Missouri cricket relies on Forest Park field permits and precise pitch rules
Missouri cricket gets playable when clubs treat the pitch, the permit, and the mowing plan as one job. Forest Park and BaratHaven show how the game fits shared land.

On a Missouri cricket ground, the first fixed fact is a 22-yard pitch. If the pitch is wrong, the rest of the field does not matter much, and the same is true when a club is trying to share public land with every other summer sport in town. The practical path runs through permits, surface prep, and a field schedule that gives cricket a real block of time instead of whatever is left over.
Start with the pitch, not the whole park
Marylebone Cricket Club’s Laws of Cricket set the pitch at 22 yards, or 20.12 meters, long and 10 feet, or 3.05 meters, wide. The ground authority selects and prepares that pitch before the match, and the umpires control how it is used and maintained once play starts. Before anyone worries about team jerseys or a scoreboard, somebody has to decide where the wicket lives and who is responsible for it.
The laws also give Missouri clubs some room to improvise without losing the shape of the game. Non-turf pitches have a minimum length of 58 feet and a minimum width of 6 feet, and junior cricket can use a different governing-body length. That matters on public land, where a permanent square is often unrealistic and a club may need a strip that can be rolled, marked, or protected on a shared grass field.
Forest Park is the clearest test case
Forest Park shows how ordinary park space becomes cricket space only after the paperwork is in order. The City of St. Louis parks listing for the Rugby Fields area says there are five field amenities there, including 1 Cricket, 1 Lindell, and 3 Central Fields. The Cricket field is rentable, and the full field requires a permit.
Forest Park Forever requires a park permit for organized group activity and rentals of a recreational field or other outdoor space. For club organizers, the first conversation is with City of St. Louis Parks, Recreation and Forestry.
The Rugby Fields page marks rentable amenities and says the area can be reserved by permit. Forest Park also directs renters to call 314-289-5330.
How Missouri clubs should think about shared land
Cricket works on shared land in Missouri only when the pitch plan fits the mowing plan and the other sports calendar. That means club leaders need to think like field managers, not just captains. The strip has to be selected, prepared, and protected, and the park staff has to know when the surface will be under stress so it can recover before the next user group arrives.

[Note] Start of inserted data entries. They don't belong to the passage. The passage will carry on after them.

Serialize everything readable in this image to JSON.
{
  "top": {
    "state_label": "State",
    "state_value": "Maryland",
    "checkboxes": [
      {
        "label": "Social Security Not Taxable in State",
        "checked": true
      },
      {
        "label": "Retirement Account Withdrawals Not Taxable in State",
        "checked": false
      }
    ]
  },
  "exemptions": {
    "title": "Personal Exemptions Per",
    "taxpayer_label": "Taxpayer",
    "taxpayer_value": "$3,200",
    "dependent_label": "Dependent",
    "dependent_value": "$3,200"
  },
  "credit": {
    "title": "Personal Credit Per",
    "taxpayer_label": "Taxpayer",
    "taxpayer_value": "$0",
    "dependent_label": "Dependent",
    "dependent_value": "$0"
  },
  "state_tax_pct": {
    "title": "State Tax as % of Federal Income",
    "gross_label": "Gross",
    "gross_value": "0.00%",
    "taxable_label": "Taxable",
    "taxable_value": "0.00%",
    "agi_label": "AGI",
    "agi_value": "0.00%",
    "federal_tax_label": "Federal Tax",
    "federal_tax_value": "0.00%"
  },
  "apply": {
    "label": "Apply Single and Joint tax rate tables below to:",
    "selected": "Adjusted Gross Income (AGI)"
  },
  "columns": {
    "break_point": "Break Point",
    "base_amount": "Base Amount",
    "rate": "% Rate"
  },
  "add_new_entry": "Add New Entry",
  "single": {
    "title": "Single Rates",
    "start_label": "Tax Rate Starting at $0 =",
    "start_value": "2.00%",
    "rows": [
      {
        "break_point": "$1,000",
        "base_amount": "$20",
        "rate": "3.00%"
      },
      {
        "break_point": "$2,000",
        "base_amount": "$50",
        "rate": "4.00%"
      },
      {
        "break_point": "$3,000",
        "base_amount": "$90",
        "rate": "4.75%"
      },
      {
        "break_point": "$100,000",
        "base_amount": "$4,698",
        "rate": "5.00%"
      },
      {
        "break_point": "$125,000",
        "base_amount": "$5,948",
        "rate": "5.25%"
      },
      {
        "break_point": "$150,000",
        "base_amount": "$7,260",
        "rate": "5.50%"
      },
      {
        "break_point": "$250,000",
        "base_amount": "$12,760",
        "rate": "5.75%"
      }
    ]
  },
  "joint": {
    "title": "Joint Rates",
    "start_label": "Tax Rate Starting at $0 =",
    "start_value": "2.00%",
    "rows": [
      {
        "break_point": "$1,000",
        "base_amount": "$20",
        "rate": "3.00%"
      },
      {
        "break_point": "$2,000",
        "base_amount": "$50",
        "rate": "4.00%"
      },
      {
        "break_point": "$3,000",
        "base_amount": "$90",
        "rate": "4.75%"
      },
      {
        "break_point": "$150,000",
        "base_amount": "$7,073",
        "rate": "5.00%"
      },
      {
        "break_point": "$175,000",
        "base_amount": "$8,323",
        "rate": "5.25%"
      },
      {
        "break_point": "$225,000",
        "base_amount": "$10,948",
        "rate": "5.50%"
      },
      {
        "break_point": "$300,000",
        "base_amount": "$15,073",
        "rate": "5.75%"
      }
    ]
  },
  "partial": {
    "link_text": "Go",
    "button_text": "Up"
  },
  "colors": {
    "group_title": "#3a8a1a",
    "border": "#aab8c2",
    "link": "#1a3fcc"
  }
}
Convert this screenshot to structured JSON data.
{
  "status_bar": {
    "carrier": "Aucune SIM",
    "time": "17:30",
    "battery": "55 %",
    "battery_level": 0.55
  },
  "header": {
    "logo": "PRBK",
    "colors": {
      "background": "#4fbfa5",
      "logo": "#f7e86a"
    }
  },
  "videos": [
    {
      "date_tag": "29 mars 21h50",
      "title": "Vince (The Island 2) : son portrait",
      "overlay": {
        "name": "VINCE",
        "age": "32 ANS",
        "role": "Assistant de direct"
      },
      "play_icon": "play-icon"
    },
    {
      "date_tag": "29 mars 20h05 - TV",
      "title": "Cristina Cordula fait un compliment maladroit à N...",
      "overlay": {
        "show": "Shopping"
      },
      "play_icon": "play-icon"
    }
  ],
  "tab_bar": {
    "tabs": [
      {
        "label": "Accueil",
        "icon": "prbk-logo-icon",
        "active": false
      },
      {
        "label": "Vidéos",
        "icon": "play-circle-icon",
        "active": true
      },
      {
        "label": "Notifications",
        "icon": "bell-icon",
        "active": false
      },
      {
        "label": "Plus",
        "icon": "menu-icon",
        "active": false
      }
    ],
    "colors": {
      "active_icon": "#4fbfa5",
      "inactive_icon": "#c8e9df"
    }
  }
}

The basic rule is simple: make the cricket lane small enough to control, then build the rest of the session around it. A town or league trying to create playable space this season should do three things first:
1. Pick one field and one named point of contact inside the parks department.
2. Reserve a pitch area that fits the laws, or at least the non-turf minimums for a temporary setup.
3. Lock the cricket dates early enough that mowing, lining, and rest time are built into the permit.
The sport does not need the whole park every day. It needs a reliable strip, a schedule the park crew can trust, and enough space around it that the ball game does not become a turf repair project.
BaratHaven Park proved the model can work
At BaratHaven Park in Dardenne Prairie, the American Cricket Academy and Club of St. Louis got a first real base. The pitch there measured 66 by 8 feet, and the venue was about the size of two soccer fields.
The academy had grown from 6 members to around 160 kids, with about 500 to 600 families participating every weekend. It later reached 300 members.
The players were not asking for a stadium. They were asking for enough defined space to make the sport repeatable, week after week, for children and parents who needed one place to go.
The organized game is already here
The Saint Louis Cricket League and the Missouri Premier Cricket League are active organized competitions in the St. Louis area. Those leagues, with their teams, captains, and home grounds, make field access a scheduling problem as much as a sports problem. Once a league has a fixed calendar, the park has to support repeated use, not one-off novelty.
Major Cricket League offers 30-over and 20-over leather-ball formats in and around St. Louis. A park that wants to host cricket cannot assume one format fits everybody. It has to think about junior sessions, league matches, and leather-ball play as separate demands on the same grass.